I'm been following the progress of the former ever since it was first rumored (by Aronofsky himself at the screening of Requiem we met him at), announced (with the initial title The Last Man), and then, just before production was to begin, canceled. It was really disappointing news. Every hint of the plot that seeped through sounded quite extraordinary - a really daring, intelligent and uncommercial science fiction film - the kind that studios rarely get behind. (Why must we equate amazing with uncommercial? That's so depressing.) But since then, the script was rewritten, the film recast, and just last month photography quietly wrapped. The two shots to the right are the first images to surface online; Moriarty from AICN visited the set earlier in February, but his report isn't up yet.

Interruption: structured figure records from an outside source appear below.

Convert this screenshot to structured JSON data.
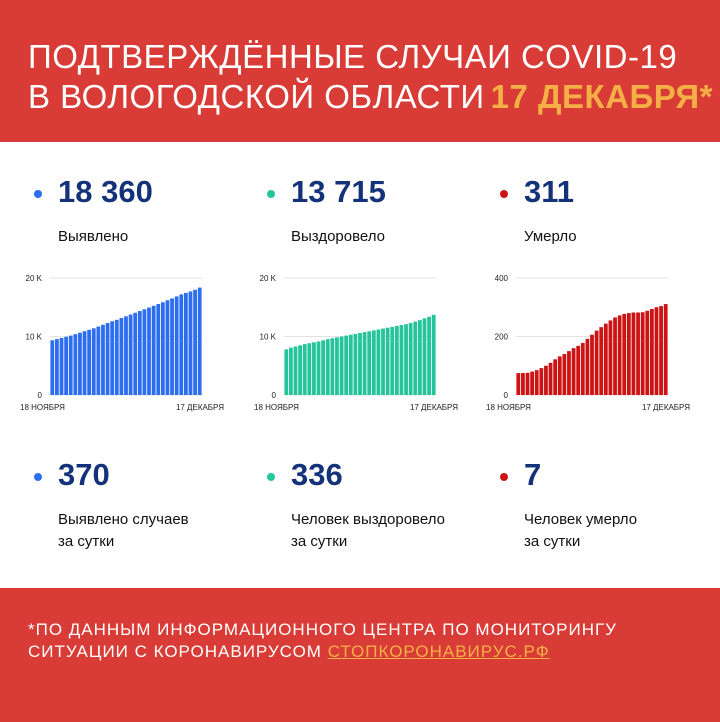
{
  "header": {
    "line1": "ПОДТВЕРЖДЁННЫЕ СЛУЧАИ COVID-19",
    "line2": "В ВОЛОГОДСКОЙ ОБЛАСТИ",
    "date": "17 ДЕКАБРЯ*"
  },
  "colors": {
    "background": "#d93c36",
    "accent": "#f4b046",
    "number": "#14327a",
    "detected": "#2d6df0",
    "recovered": "#25c49a",
    "died": "#cc1414"
  },
  "totals": [
    {
      "value": "18 360",
      "label": "Выявлено",
      "color": "#2d6df0"
    },
    {
      "value": "13 715",
      "label": "Выздоровело",
      "color": "#25c49a"
    },
    {
      "value": "311",
      "label": "Умерло",
      "color": "#cc1414"
    }
  ],
  "daily": [
    {
      "value": "370",
      "label1": "Выявлено случаев",
      "label2": "за сутки",
      "color": "#2d6df0"
    },
    {
      "value": "336",
      "label1": "Человек выздоровело",
      "label2": "за сутки",
      "color": "#25c49a"
    },
    {
      "value": "7",
      "label1": "Человек умерло",
      "label2": "за сутки",
      "color": "#cc1414"
    }
  ],
  "footer": {
    "line1": "*ПО ДАННЫМ ИНФОРМАЦИОННОГО ЦЕНТРА ПО МОНИТОРИНГУ",
    "line2": "СИТУАЦИИ С КОРОНАВИРУСОМ",
    "link": "СТОПКОРОНАВИРУС.РФ"
  },
  "chart_data": [
    {
      "type": "bar",
      "x_start_label": "18 НОЯБРЯ",
      "x_end_label": "17 ДЕКАБРЯ",
      "ylim": [
        0,
        20000
      ],
      "yticks": [
        0,
        10000,
        20000
      ],
      "ytick_labels": [
        "0",
        "10 K",
        "20 K"
      ],
      "color": "#2d6df0",
      "values": [
        9350,
        9550,
        9750,
        9950,
        10150,
        10400,
        10650,
        10900,
        11150,
        11400,
        11700,
        12000,
        12300,
        12600,
        12850,
        13150,
        13450,
        13750,
        14050,
        14350,
        14650,
        14950,
        15250,
        15550,
        15850,
        16200,
        16500,
        16850,
        17200,
        17450,
        17700,
        17990,
        18360
      ]
    },
    {
      "type": "bar",
      "x_start_label": "18 НОЯБРЯ",
      "x_end_label": "17 ДЕКАБРЯ",
      "ylim": [
        0,
        20000
      ],
      "yticks": [
        0,
        10000,
        20000
      ],
      "ytick_labels": [
        "0",
        "10 K",
        "20 K"
      ],
      "color": "#25c49a",
      "values": [
        7800,
        8100,
        8300,
        8500,
        8700,
        8850,
        9000,
        9150,
        9350,
        9550,
        9700,
        9850,
        10000,
        10150,
        10300,
        10450,
        10600,
        10750,
        10900,
        11050,
        11200,
        11350,
        11500,
        11650,
        11800,
        11950,
        12100,
        12300,
        12550,
        12800,
        13100,
        13379,
        13715
      ]
    },
    {
      "type": "bar",
      "x_start_label": "18 НОЯБРЯ",
      "x_end_label": "17 ДЕКАБРЯ",
      "ylim": [
        0,
        400
      ],
      "yticks": [
        0,
        200,
        400
      ],
      "ytick_labels": [
        "0",
        "200",
        "400"
      ],
      "color": "#cc1414",
      "values": [
        75,
        75,
        76,
        80,
        85,
        92,
        100,
        110,
        122,
        132,
        140,
        150,
        160,
        168,
        178,
        192,
        206,
        220,
        232,
        244,
        255,
        265,
        272,
        277,
        280,
        282,
        282,
        283,
        288,
        294,
        300,
        304,
        311
      ]
    }
  ]
}
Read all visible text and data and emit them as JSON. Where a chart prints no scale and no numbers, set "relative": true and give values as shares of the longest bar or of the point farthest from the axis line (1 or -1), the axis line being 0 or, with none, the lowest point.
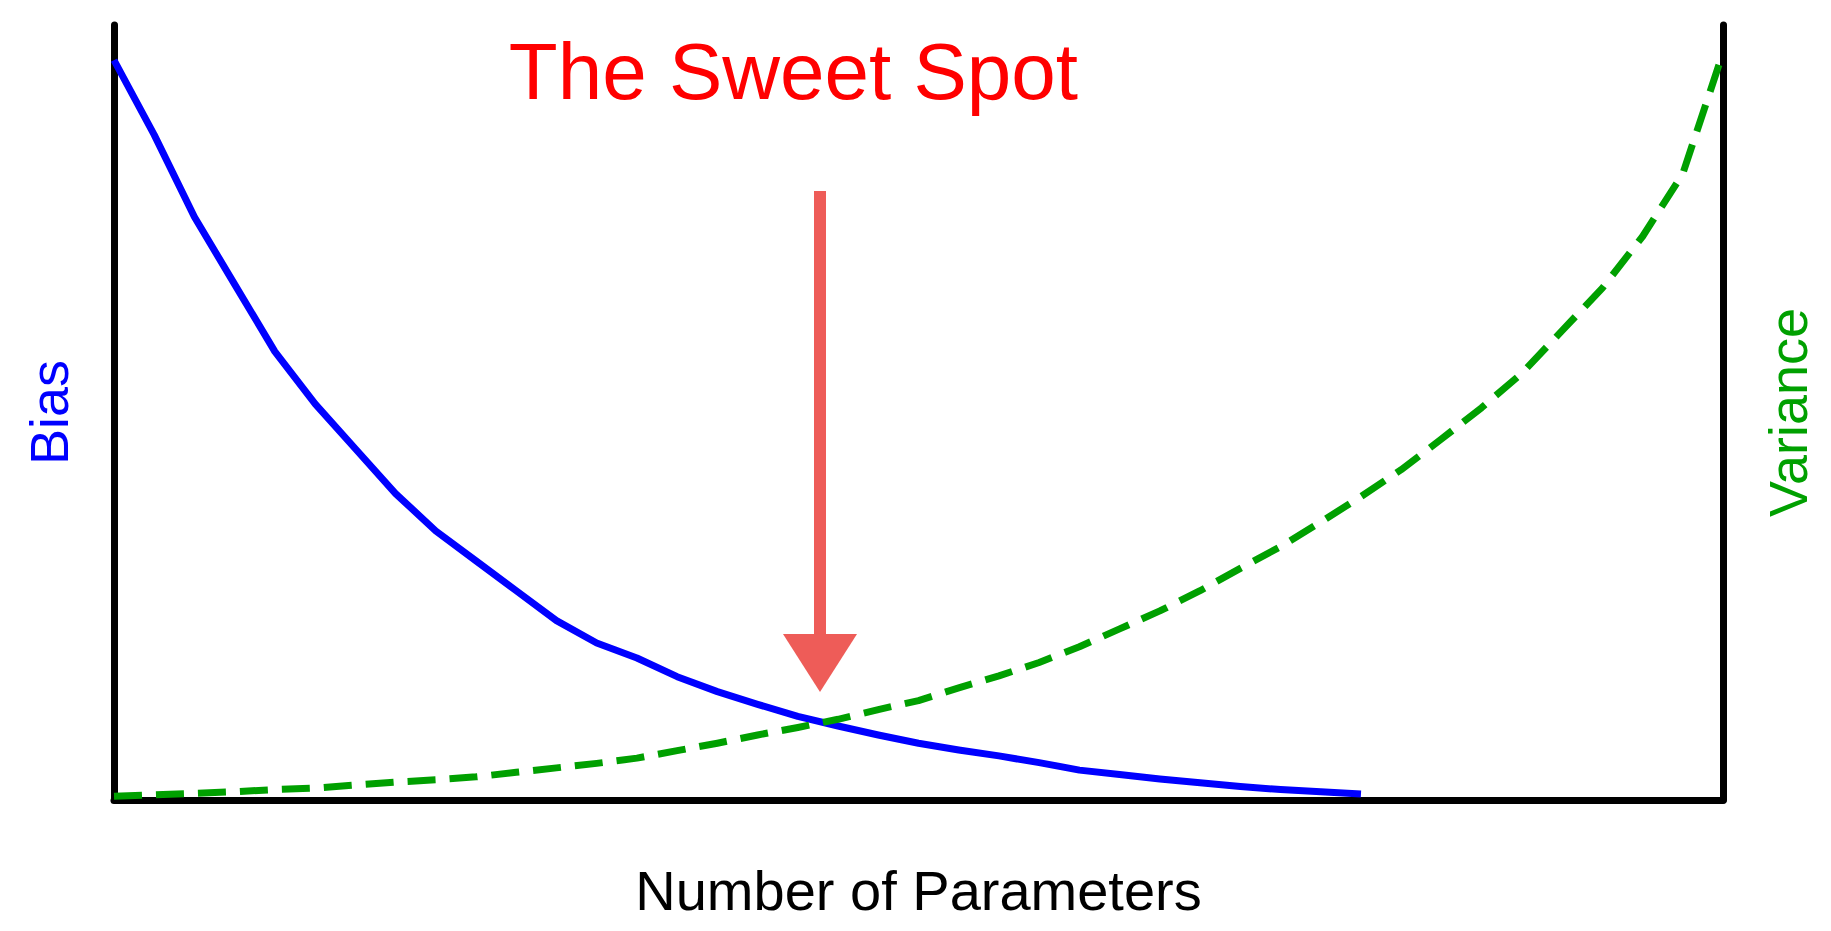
{
  "chart_data": {
    "type": "line",
    "relative": true,
    "title": "The Sweet Spot",
    "xlabel": "Number of Parameters",
    "ylabel": "Bias",
    "y2label": "Variance",
    "categories": [
      null,
      null,
      null,
      null,
      null,
      null,
      null,
      null,
      null,
      null,
      null,
      null,
      null,
      null,
      null,
      null,
      null,
      null,
      null,
      null,
      null,
      null,
      null,
      null,
      null,
      null,
      null,
      null,
      null,
      null,
      null,
      null,
      null,
      null,
      null,
      null,
      null,
      null,
      null,
      null,
      null
    ],
    "series": [
      {
        "color": "#0000ff",
        "line_style": "solid",
        "values": [
          0.99,
          0.89,
          0.78,
          0.69,
          0.6,
          0.53,
          0.47,
          0.41,
          0.36,
          0.32,
          0.28,
          0.24,
          0.21,
          0.19,
          0.165,
          0.145,
          0.128,
          0.112,
          0.099,
          0.087,
          0.076,
          0.067,
          0.059,
          0.05,
          0.04,
          0.034,
          0.028,
          0.023,
          0.018,
          0.014,
          0.011,
          0.008,
          null,
          null,
          null,
          null,
          null,
          null,
          null,
          null,
          null
        ]
      },
      {
        "color": "#00a000",
        "line_style": "dashed",
        "values": [
          0.005,
          0.007,
          0.009,
          0.011,
          0.014,
          0.016,
          0.02,
          0.024,
          0.027,
          0.031,
          0.037,
          0.043,
          0.049,
          0.056,
          0.066,
          0.076,
          0.087,
          0.097,
          0.108,
          0.121,
          0.133,
          0.15,
          0.166,
          0.184,
          0.205,
          0.229,
          0.253,
          0.28,
          0.31,
          0.339,
          0.372,
          0.406,
          0.442,
          0.483,
          0.525,
          0.571,
          0.628,
          0.685,
          0.754,
          0.838,
          1
        ]
      }
    ],
    "grid": false,
    "marker": "none"
  }
}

Hopefully, the project's two-year stasis was for the best. Aronofsky's been attached to quite a few different projects since Requiem, most of which have fallen through or been stuck in development hell, and through them all this seems like the only one he's been really passionate about. I can't wait to find out what it's actually about.

More recently, I became very excited, very quickly about the adaptation of V For Vendetta, which, for my money, is Alan Moore's second best work (of those I've read) after the incomparable From Hell. I first read it in high school (in theater class, to be exact) and, like any property that I loved, entertained daydreams about one day directing an adaptation of it myself. I knew the Wachowskis had written a screenplay for it years ago, but its sudden greenlight was a surprise announcement early this year, with pre-production having already taken place in relative secrecy in Berlin. Now, normally, I wouldn't expect terribly profound things from the combination of Joel Silver, The Wachowskis, and a first time director (James McTiegue is his name) - but the source material is so strong (and so much more conducive to a cinematic adaptation than Moore's Watchmen, which is currently being developed and which Aronofsky, incidentally, abandoned when The Fountain picked up steam) and the respect with which everyone seems to be treating it (as suggested at the press conference) gives me quite a bit of hope. Likewise, the casting of Natalie Portman in the lead adds quite a bit of credence to the project, especially given her political activism of late. Add to that the fact that, other than Portman, there are no big names in the cast; and that the film is actually going to be released on November 4th to coincide with the 100th anniversary of Guy Fawks day; and it becomes clear that everyone involved considers this a pretty important picture and not just a potential sci-fi blockbuster (which, given the subject matter, it most likely won't be - another depressing fact). The film just started shooting, and Warner Brothers already has a website up.

Both this film and The Fountain are probably doomed, in most respects, to a fairly lukewarm response from the public - I hate to underestimate people, but look what happened with Soderbergh and Solaris. What's exciting, aside from the potential of the films themselves, is the fact that they are being made. I don't know the first thing about business, but some projects just don't seem to make any sense from a commercial perspective; that they're greenlit anyway seems to me indicative that there are people in the business who understand that this commercial perspective is ultimately not what film is about at all. These days, particularly, it seems that the film that are being remembered are the ones that initially don't make any money; when art is concerned, posterity is the ultimate bottom line.